Just south of Fort Lauderdale proper is the landmark Hollywood Beach Resort, a famed 1920's grand hotel, now a condominium located right on the beach. The boardwalk is filled with strollers and skaters as well as with many shops, cafes and restaurants with umbrella shaded tables. There's plenty of entertainment and nightlife right outside your door. Also on the south beach area close to local attractions, you'll find the Clarion Hotel Hollywood Beach.
North Beach Area
If you prefer apartment style lodging, there are many large, furnished units such as the Ocean Terrace Suites, Tropic Isle Beach Resort, and the Pelican Beach Resort. Near the famous downtown shopping along famous Las Olas Blvd, one and two bedroom accommodations can also be found at the Banyan Marina Apartments.
Many places to stay in the Fort Lauderdale area are comfortable but unpretentious, offering simple amenities, but are close to attractions and the beach, such as the Oceanside Inn and the Ronny Dee Resort Motel. Just north of Fort Lauderdale on the beach is the Plaza Hotel and Resort, offering many conveniences such as coffeemaker, hair dryer, and data port. Also, the Best Inn Polynesian Hotel is a beautiful resort close to attractions, shopping and the beach. When a charming bed and breakfast is your desire near the downtown area, the Caribbean Quarters and the Ocean Hacienda Inn.
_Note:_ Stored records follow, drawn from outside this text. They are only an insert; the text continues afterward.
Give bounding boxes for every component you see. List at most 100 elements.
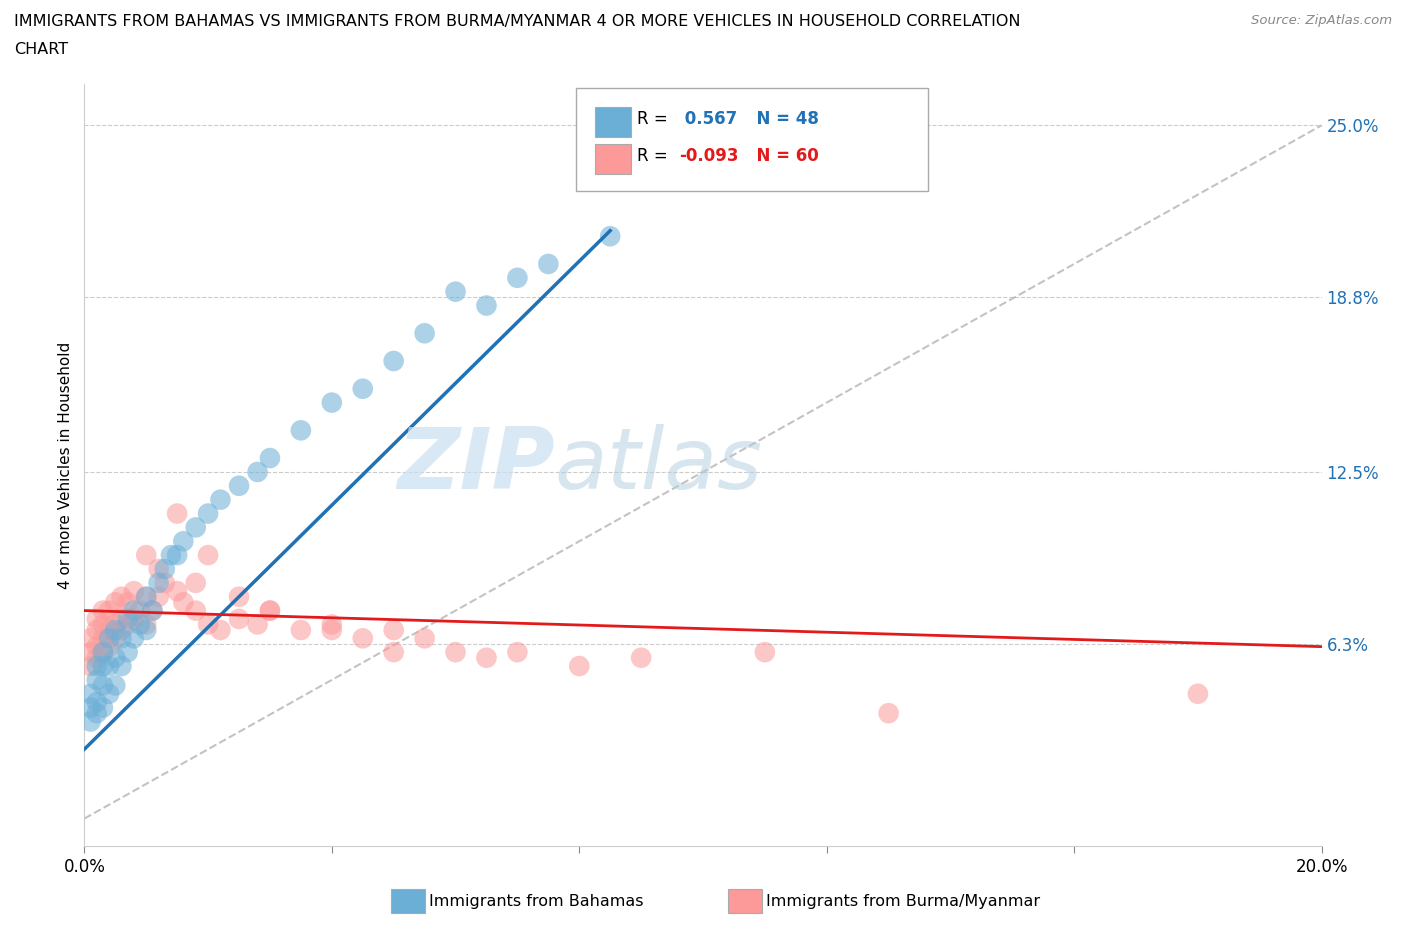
Point (104, 595, 127, 610)
Point (877, 706, 900, 721)
Point (135, 548, 157, 563)
Point (86, 639, 108, 654)
Point (117, 595, 139, 610)
Point (172, 534, 194, 549)
Point (184, 576, 207, 591)
Point (475, 650, 498, 665)
Point (135, 617, 157, 631)
Point (321, 395, 343, 410)
Text: Immigrants from Burma/Myanmar: Immigrants from Burma/Myanmar (766, 894, 1040, 909)
Point (91, 644, 114, 659)
Point (228, 590, 250, 604)
Point (110, 611, 132, 626)
Point (413, 631, 436, 645)
Point (86, 611, 108, 626)
Point (122, 631, 145, 645)
Point (599, 229, 621, 244)
Point (104, 631, 127, 645)
Point (166, 548, 188, 563)
Text: atlas: atlas (554, 423, 762, 507)
Point (79, 714, 101, 729)
Point (184, 520, 207, 535)
Point (91, 644, 114, 659)
Point (148, 590, 170, 604)
Point (568, 658, 591, 673)
Y-axis label: 4 or more Vehicles in Household: 4 or more Vehicles in Household (58, 341, 73, 589)
Text: Source: ZipAtlas.com: Source: ZipAtlas.com (1251, 14, 1392, 27)
Point (506, 644, 529, 659)
Point (172, 595, 194, 610)
Text: N = 48: N = 48 (745, 110, 820, 127)
Point (259, 604, 281, 618)
Point (79, 658, 101, 673)
Point (444, 285, 467, 299)
Point (444, 644, 467, 659)
Point (122, 584, 145, 599)
Point (1187, 686, 1209, 701)
Text: IMMIGRANTS FROM BAHAMAS VS IMMIGRANTS FROM BURMA/MYANMAR 4 OR MORE VEHICLES IN H: IMMIGRANTS FROM BAHAMAS VS IMMIGRANTS FR… (14, 14, 1021, 29)
Point (98, 658, 121, 673)
Point (135, 622, 157, 637)
Point (79, 644, 101, 659)
Point (86, 706, 108, 721)
Point (290, 622, 312, 637)
Point (321, 617, 343, 631)
Point (290, 423, 312, 438)
Point (129, 617, 152, 631)
Text: CHART: CHART (14, 42, 67, 57)
Point (91, 631, 114, 645)
Point (104, 617, 127, 631)
Point (79, 686, 101, 701)
Point (259, 604, 281, 618)
Point (104, 650, 127, 665)
Point (79, 631, 101, 645)
Point (321, 622, 343, 637)
Point (117, 644, 139, 659)
Point (352, 631, 374, 645)
Point (630, 650, 652, 665)
Text: R =: R = (637, 147, 673, 165)
Point (246, 617, 269, 631)
Point (86, 695, 108, 710)
Point (98, 622, 121, 637)
Point (91, 604, 114, 618)
Point (382, 644, 405, 659)
Point (104, 622, 127, 637)
Point (98, 604, 121, 618)
Point (413, 326, 436, 340)
Point (104, 678, 127, 693)
Point (148, 562, 170, 577)
Point (117, 617, 139, 631)
Point (246, 464, 269, 479)
Point (117, 611, 139, 626)
Point (129, 604, 152, 618)
Point (110, 590, 132, 604)
Point (153, 562, 176, 577)
Point (110, 622, 132, 637)
Point (382, 353, 405, 368)
Point (141, 604, 163, 618)
Point (91, 658, 114, 673)
Text: ZIP: ZIP (396, 423, 554, 507)
Text: 0.567: 0.567 (679, 110, 737, 127)
Point (259, 451, 281, 466)
Point (228, 478, 250, 493)
Point (86, 672, 108, 687)
Point (184, 604, 207, 618)
Point (110, 631, 132, 645)
Text: R =: R = (637, 110, 673, 127)
Point (506, 271, 529, 286)
Point (352, 381, 374, 396)
Point (86, 658, 108, 673)
Point (228, 611, 250, 626)
Point (91, 678, 114, 693)
Point (79, 700, 101, 715)
Point (98, 686, 121, 701)
Point (141, 604, 163, 618)
Point (754, 644, 776, 659)
Point (382, 622, 405, 637)
Point (197, 548, 219, 563)
Point (110, 658, 132, 673)
Point (98, 639, 121, 654)
Point (475, 299, 498, 313)
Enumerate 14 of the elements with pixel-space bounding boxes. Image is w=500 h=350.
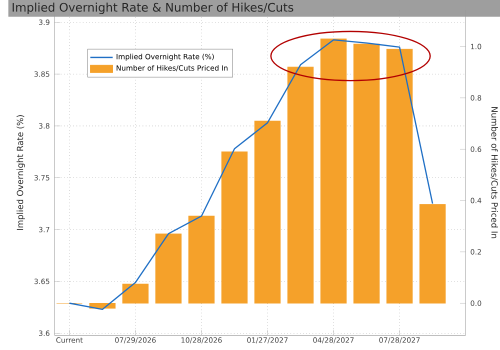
bar [287,66,314,304]
bar [254,120,281,304]
bar [188,216,215,304]
bar [353,44,380,304]
y2-axis-title: Number of Hikes/Cuts Priced In [490,107,498,238]
bar [419,204,446,304]
line-series [68,39,434,310]
bar [221,151,248,304]
chart-title: Implied Overnight Rate & Number of Hikes/Cuts [12,2,294,14]
bar [122,284,149,304]
y-axis-title: Implied Overnight Rate (%) [16,115,25,230]
bar [320,38,347,304]
bar [155,234,182,304]
bar [386,48,413,304]
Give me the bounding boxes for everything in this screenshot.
For older and smaller beach accommodations near Fort Lauderdale Beach with only a few rooms, but the draw is a multilingual staff, stay at Three Suns Motel, A Little Inn by-the-Sea, Jasmin Villa Motel or Estoril Paradise Inn Motel.
Along the western edge of the Everglades boundary about ten miles from the international airport, is the Coral Springs Wellesley Inn, or the Wyndham Resort and Spa with its championship golf courses and clay court tennis, not to mention a dazzling tropical garden complete with swans and waterfalls. They offer luxurious seclusion from the fast-paced world to the east, but with easy access to major highways to get right back in. The Sawgrass Mills, a shopper's paradise and one of the largest outlets in the United States with over 250 stores, is only a few minutes away.
Accommodations just southwest of the downtown area near the Fort Lauderdale/Hollywood International Airport, you'll find the Sheraton Suites Plantation, adjacent to the Fashion Mall, a two-tiered enclosed shopping center, the Sunrise Hilton, and the Fort Lauderdale Airport Hilton. Although they are chain hotels, they offer busy travelers convenient lodging with excellent amenities, close to main highways, attractions, shopping and restaurants.